November 1, 2011
Posted by on
The auto-tuning code is better, faster, and stronger. The C++ template bloat is removed. Code generation is now fully dynamic and not constrained by specialization of templates at compile time. The convenient string hacks in kernel metaprogramming have been removed – the left hand side of a statement is always a proper variable, never a value or a string.
The major functional change is: A matrix multiply kernel may use images and memory buffers of different precisions and vector lengths. There is no hard distinction between image (texture sampling) and memory buffer kernels. Code generation handles all combinations.

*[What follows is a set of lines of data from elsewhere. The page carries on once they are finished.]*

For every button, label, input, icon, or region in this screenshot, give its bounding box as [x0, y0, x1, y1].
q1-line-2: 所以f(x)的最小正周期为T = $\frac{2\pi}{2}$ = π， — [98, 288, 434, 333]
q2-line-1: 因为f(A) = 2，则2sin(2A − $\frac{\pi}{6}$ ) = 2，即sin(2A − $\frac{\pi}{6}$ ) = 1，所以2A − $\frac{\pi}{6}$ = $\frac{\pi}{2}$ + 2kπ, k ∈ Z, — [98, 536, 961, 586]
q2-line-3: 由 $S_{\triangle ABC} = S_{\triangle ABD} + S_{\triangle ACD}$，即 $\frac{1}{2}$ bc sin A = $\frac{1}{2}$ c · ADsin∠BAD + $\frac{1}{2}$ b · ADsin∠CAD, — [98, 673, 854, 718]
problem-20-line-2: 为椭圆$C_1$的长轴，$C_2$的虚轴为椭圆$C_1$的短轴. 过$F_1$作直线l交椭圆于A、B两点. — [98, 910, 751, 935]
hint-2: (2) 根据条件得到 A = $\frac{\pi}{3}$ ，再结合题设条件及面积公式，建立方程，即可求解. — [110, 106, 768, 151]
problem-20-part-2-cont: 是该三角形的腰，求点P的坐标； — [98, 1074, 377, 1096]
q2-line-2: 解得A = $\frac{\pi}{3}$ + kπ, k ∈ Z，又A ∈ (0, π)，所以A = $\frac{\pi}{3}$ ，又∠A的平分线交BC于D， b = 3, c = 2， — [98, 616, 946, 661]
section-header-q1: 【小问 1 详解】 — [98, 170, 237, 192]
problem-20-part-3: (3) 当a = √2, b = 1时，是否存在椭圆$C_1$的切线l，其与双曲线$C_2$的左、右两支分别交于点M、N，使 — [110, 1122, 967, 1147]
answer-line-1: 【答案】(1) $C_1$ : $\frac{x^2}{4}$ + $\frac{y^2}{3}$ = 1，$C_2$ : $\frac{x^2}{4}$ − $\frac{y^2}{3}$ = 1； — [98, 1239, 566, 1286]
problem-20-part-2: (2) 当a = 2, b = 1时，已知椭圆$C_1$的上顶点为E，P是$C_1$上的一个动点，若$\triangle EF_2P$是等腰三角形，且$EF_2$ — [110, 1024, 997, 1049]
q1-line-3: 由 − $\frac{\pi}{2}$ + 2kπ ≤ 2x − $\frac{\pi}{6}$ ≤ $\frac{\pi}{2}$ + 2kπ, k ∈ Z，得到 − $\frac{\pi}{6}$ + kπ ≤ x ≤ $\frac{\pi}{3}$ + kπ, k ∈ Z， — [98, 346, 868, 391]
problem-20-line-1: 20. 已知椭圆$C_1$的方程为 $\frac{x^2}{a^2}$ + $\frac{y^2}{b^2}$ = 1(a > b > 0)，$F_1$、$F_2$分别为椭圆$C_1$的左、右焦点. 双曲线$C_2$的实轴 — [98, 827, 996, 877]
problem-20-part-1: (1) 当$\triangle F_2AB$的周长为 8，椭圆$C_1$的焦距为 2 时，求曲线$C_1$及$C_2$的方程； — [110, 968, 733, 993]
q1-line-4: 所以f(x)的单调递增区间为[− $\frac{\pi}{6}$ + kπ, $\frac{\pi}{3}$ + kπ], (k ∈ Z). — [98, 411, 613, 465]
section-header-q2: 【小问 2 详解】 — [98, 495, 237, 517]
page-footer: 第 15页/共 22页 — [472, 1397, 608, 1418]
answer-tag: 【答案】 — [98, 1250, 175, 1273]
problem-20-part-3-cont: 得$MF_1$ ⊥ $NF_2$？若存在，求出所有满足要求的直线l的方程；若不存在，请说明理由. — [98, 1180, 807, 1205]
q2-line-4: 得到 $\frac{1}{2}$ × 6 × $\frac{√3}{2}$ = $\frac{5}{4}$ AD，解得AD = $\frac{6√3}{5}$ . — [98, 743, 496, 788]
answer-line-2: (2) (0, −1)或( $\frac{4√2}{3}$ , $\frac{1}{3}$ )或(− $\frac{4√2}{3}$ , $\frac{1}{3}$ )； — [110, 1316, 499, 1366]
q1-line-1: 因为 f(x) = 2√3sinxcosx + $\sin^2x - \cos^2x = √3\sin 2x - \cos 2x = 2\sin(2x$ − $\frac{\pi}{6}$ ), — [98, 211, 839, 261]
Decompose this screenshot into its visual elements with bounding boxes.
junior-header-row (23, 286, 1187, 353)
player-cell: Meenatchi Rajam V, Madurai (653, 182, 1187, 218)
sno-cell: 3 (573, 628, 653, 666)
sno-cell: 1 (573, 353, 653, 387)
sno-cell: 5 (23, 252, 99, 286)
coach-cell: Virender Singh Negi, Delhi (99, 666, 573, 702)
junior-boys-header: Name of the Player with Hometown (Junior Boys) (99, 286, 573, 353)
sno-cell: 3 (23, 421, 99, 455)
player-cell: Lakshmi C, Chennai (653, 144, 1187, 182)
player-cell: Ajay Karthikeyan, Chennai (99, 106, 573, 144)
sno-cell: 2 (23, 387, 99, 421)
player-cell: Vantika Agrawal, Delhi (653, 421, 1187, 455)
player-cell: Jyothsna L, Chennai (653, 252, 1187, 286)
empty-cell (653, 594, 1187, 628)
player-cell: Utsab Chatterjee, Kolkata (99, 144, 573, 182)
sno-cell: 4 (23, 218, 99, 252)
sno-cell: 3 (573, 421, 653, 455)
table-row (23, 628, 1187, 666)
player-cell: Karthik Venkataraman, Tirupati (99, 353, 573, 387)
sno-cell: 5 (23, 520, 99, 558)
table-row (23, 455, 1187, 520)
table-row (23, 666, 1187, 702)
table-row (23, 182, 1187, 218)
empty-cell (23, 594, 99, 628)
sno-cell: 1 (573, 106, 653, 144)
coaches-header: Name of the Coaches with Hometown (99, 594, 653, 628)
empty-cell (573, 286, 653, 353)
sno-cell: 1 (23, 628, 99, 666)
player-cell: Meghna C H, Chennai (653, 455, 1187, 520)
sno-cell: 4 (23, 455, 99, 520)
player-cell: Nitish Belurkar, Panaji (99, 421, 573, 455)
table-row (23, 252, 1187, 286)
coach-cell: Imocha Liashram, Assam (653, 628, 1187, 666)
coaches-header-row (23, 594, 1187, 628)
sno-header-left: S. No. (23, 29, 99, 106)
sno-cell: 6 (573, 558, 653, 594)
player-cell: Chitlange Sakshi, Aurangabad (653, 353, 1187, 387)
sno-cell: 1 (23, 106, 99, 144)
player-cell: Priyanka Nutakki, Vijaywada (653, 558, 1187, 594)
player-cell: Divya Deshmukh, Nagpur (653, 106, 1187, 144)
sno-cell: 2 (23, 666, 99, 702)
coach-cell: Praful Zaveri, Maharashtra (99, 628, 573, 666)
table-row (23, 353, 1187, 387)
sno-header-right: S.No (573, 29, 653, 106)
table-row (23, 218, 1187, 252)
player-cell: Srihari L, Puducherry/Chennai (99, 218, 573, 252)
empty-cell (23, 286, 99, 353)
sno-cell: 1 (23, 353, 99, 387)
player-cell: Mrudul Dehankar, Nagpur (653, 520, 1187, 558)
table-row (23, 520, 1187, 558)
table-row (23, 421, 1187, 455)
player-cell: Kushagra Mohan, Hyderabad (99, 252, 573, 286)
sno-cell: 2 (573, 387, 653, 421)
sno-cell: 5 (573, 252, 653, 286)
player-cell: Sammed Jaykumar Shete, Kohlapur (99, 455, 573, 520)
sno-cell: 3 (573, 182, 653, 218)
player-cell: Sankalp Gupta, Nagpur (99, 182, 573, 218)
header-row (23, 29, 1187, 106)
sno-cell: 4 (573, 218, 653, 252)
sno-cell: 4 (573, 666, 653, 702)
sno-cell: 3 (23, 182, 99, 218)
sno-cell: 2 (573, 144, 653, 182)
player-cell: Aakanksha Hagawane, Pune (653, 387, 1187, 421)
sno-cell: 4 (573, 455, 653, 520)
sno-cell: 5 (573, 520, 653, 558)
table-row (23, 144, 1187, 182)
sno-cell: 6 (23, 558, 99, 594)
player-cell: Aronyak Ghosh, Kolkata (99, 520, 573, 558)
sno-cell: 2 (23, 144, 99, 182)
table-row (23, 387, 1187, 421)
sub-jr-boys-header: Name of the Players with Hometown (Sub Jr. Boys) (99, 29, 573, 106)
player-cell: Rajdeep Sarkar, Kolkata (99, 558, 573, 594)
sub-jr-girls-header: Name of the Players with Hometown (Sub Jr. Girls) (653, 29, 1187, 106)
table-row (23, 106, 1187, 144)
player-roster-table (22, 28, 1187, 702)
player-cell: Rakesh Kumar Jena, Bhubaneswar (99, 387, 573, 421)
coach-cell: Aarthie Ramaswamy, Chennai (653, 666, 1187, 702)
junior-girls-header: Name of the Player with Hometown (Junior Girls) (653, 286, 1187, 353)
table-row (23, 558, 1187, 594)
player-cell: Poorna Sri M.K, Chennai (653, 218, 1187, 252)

After this rewrite, I see that the PeakStream domain specific language should be extended. PeakStream was a HPC managed platform designed for GPU technology as it was five years ago.
Since then, GPUs have become stronger, increasing the imbalance between cores/ALU throughput and bus/memory bandwidth. It’s the supercomputing problem all over again. Data movement becomes the dominating cost.
The PeakStream language encapsulates compute devices and hides kernels in the compute graph. This is good for ease of use. It puts a heavy burden on the intelligence of the JIT. It’s unrealistic to expect that the JIT will be smart enough.
High arithmetic intensity kernels should be exposed for performance reasons. It’s difficult for a JIT to determine invariants that allow optimizations like using write-only images versus memory buffers. It’s even harder for a JIT to explore algorithm transformations. For instance, transposing a matrix, changing from row to column major data layout, can have dramatic effects on performance.